2 LEISTUNGSMANAGEMENT UND FINANZMANAGEMENT: Behandelt werden die Rolle und Finanzierung von Satzungsleistungen, die Funktion des Zusatzbeitrags im Kassenwettbewerb sowie der Aufbau und die aktuellen Reformprobleme des morbiditätsorientierten Risikostrukturausgleichs.

3 KUNDENMANAGEMENT: Dieses Kapitel stellt Pflicht- und Wahltarife der gesetzlichen Krankenkassen gegenüber und analysiert deren Potenziale zur Kundenbindung sowie die damit verbundenen finanziellen und kalkulatorischen Risiken.

4 INNOVATIVE VERSORGUNGSFORMEN: Erörtert werden die Merkmale innovativer Versorgungsmodelle, der Systemvergleich zwischen Selektiv- und Kollektivverträgen sowie die praktische Ausgestaltung der hausarztzentrierten Versorgung nach § 73b SGB V.

5 MODELLIERUNG UND ENTSCHEIDUNGSFINDUNG: Anhand eines Entscheidungsbaums und des Standard-Gamble-Verfahrens wird eine gesundheitsökonomische Evaluation zur Behandlung von Katzenallergie durchgeführt, welche die Kosten-Effektivität des neuen Therapieverfahrens belegt.

Schlüsselwörter

Versorgungsmanagement, Gesetzliche Krankenversicherung, Satzungsleistungen, Zusatzbeitrag, Morbi-RSA, Wahltarife, Selektivverträge, Kollektivverträge, Hausarztzentrierte Versorgung, Gesundheitsökonomie, Entscheidungsbaum, Standard-Gamble-Verfahren, QALY, Kosten-Nutzwert-Relation

Häufig gestellte Fragen

Worum geht es in dieser Arbeit grundsätzlich?

Die Arbeit befasst sich mit den strategischen und operativen Handlungsfeldern der gesetzlichen Krankenkassen in Deutschland, insbesondere mit der Verbindung von Versorgungs-, Finanz- und Kundenmanagement sowie der ökonomischen Bewertung medizinischer Leistungen.

Welche zentralen Themenfelder werden abgedeckt?

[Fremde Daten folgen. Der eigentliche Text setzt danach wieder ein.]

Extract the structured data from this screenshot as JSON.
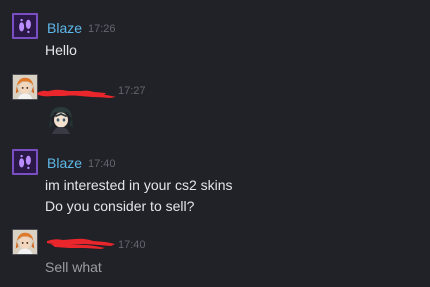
{
  "messages": [
    {
      "sender": "Blaze",
      "time": "17:26",
      "lines": [
        "Hello"
      ],
      "avatar_icon": "purple-footprints-avatar"
    },
    {
      "sender": "",
      "sender_redacted": true,
      "time": "17:27",
      "lines": [],
      "sticker_icon": "anime-character-sticker",
      "avatar_icon": "anime-character-avatar"
    },
    {
      "sender": "Blaze",
      "time": "17:40",
      "lines": [
        "im interested in your cs2 skins",
        "Do you consider to sell?"
      ],
      "avatar_icon": "purple-footprints-avatar"
    },
    {
      "sender": "",
      "sender_redacted": true,
      "time": "17:40",
      "lines": [
        "Sell what"
      ],
      "avatar_icon": "anime-character-avatar"
    }
  ],
  "colors": {
    "background": "#202227",
    "sender_name": "#5fb8ea",
    "timestamp": "#62666e",
    "message_text": "#e3e5e9",
    "redaction": "#e8262c"
  }
}
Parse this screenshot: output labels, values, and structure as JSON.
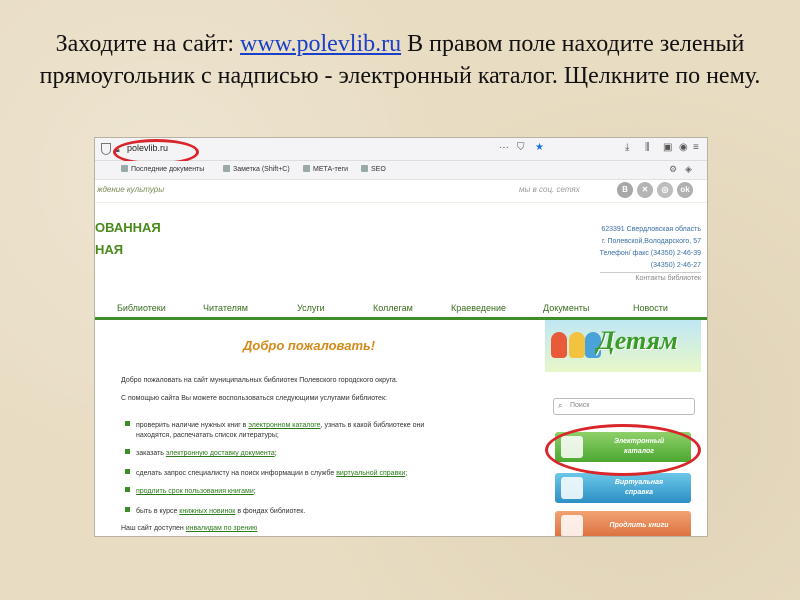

Zu den thematischen Schwerpunkten gehören Satzungsleistungen, kassenindividuelle Zusatzbeiträge, der Risikostrukturausgleich (Morbi-RSA), Wahltarife, Selektiv- und Kollektivverträge sowie die Methodik der gesundheitsökonomischen Modellierung.

Was ist das primäre Ziel der Ausarbeitung?

Das Ziel besteht darin, die Funktionsweise und Wechselwirkungen zentraler Wettbewerbs- und Steuerungsinstrumente der Krankenkassen aufzuzeigen und anhand eines praktischen Beispiels eine nachvollziehbare gesundheitsökonomische Entscheidungsfindung durchzuführen.

Welche wissenschaftliche Methodik kommt im Modellierungsteil zum Einsatz?

Im praktischen Szenario wird ein Entscheidungsbaum in Kombination mit dem Standard-Gamble-Verfahren angewendet, um Erwartungswerte für Lebensqualität (QALYs) und Kosten zu berechnen und daraus die Kosten-Nutzwert-Relation abzuleiten.

Was wird im Hauptteil der Arbeit behandelt?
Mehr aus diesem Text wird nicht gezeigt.